I’ll end this post with a post on my FB page in response to a friend’s question as to what does it mean to be “Singaporean”:

What does it mean to be Singaporean: colour, race, ethnicity, religion, background…everything and a bit of each. But more importantly it’s about being able to celebrate all the good stuff and put up with the bad about this little dot, and still wiling be to call it home, have a sense of belonging and yearn to return here at the end of the day regardless of whether or not there were monetary gains or privileges or social benefits to be reaped; to somehow tell yourself you’d do what it takes to defend every square inch should she ever be invaded and to give your utmost best to win glory and be proud to be recognised as Singaporean when standing on the international stage regardless of your pursuit be it sports or business or commerce, or even when you’re not engaged in anything competitive, like a casual chat amongst friends from other nationalities.

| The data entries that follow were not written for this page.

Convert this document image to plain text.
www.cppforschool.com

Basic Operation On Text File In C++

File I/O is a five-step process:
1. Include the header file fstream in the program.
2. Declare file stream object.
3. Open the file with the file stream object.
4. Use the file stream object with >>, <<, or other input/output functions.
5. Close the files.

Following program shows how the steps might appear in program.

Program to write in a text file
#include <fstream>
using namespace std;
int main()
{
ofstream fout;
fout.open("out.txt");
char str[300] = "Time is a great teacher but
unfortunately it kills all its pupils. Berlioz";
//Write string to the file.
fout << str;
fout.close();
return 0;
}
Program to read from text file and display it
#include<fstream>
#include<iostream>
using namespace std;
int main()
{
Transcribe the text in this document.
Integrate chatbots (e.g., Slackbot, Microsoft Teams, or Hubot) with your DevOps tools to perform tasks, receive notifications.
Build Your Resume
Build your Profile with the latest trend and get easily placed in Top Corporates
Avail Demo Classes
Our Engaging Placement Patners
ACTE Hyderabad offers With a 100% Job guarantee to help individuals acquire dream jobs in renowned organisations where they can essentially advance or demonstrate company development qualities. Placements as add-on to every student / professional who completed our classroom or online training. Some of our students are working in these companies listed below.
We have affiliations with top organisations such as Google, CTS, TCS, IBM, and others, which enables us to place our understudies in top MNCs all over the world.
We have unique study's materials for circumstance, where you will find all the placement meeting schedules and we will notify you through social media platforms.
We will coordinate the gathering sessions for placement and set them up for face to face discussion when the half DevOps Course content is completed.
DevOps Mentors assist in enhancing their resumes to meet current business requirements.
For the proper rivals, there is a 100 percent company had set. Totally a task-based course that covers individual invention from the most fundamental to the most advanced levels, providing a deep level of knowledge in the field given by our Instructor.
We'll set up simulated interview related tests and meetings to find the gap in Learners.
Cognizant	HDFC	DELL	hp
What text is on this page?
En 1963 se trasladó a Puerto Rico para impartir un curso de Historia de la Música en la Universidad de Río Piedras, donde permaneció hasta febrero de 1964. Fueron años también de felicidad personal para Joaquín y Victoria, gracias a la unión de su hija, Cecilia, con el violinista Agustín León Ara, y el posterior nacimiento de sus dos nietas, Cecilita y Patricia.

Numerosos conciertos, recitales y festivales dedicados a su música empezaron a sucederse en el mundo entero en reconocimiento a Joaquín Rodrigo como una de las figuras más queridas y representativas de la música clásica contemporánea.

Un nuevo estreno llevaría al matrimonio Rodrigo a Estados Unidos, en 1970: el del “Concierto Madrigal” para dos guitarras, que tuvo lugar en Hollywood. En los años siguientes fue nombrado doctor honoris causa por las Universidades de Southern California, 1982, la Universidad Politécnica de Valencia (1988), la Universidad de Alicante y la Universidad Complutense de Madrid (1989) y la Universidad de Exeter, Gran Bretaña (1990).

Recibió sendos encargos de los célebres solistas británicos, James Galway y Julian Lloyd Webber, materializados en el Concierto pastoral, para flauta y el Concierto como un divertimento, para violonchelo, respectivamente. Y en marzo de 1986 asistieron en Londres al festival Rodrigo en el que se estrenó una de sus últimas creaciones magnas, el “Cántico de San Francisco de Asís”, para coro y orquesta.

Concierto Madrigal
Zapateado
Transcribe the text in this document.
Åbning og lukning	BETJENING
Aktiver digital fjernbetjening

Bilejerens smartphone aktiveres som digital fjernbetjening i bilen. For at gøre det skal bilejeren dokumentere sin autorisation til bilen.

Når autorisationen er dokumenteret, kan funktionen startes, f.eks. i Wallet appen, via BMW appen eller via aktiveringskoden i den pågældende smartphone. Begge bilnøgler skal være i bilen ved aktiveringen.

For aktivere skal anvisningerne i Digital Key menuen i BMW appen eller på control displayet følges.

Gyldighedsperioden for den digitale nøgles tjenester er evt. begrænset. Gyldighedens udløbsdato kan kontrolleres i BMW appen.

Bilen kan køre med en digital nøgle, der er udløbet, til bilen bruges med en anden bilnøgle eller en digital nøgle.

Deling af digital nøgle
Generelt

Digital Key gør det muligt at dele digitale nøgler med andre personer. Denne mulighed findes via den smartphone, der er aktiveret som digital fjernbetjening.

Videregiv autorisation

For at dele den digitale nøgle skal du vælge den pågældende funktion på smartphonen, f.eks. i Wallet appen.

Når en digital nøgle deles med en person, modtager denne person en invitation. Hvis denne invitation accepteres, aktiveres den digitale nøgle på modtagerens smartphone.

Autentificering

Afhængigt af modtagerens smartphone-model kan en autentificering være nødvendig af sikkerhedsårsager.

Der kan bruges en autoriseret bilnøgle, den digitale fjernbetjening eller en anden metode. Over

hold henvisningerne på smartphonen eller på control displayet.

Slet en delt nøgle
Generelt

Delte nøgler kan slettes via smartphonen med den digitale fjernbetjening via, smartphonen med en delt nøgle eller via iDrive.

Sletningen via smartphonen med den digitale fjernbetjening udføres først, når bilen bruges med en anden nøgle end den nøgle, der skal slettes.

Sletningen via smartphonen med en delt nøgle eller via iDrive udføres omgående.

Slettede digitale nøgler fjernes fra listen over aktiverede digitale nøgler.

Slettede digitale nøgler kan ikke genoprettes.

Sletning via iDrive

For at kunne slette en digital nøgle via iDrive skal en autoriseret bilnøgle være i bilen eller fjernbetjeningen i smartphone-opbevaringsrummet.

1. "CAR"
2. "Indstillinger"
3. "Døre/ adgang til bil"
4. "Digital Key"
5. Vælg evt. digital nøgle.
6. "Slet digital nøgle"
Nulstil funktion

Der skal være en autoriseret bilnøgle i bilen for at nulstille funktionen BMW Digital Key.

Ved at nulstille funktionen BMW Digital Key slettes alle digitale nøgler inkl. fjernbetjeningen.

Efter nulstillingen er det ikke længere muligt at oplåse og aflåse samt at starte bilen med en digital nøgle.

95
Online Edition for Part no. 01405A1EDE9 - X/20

If you can do that, the you are a true son or daughter of Singapore regardless of where you were born. But if you can’t then even if you were born here, you will never be a true Singaporean cause your heart isn’t already here.
What does it mean to be Singaporean? If you reach down deep in your heart and you identify with the pride and joy with your countrymen, and at the end of the day tell yourself this is home; when you decide the giving is more important than the receiving and you’d play your part no matter what — then you’re Singaporean.

Enjoy your moment, Jo. For you have done us all proud.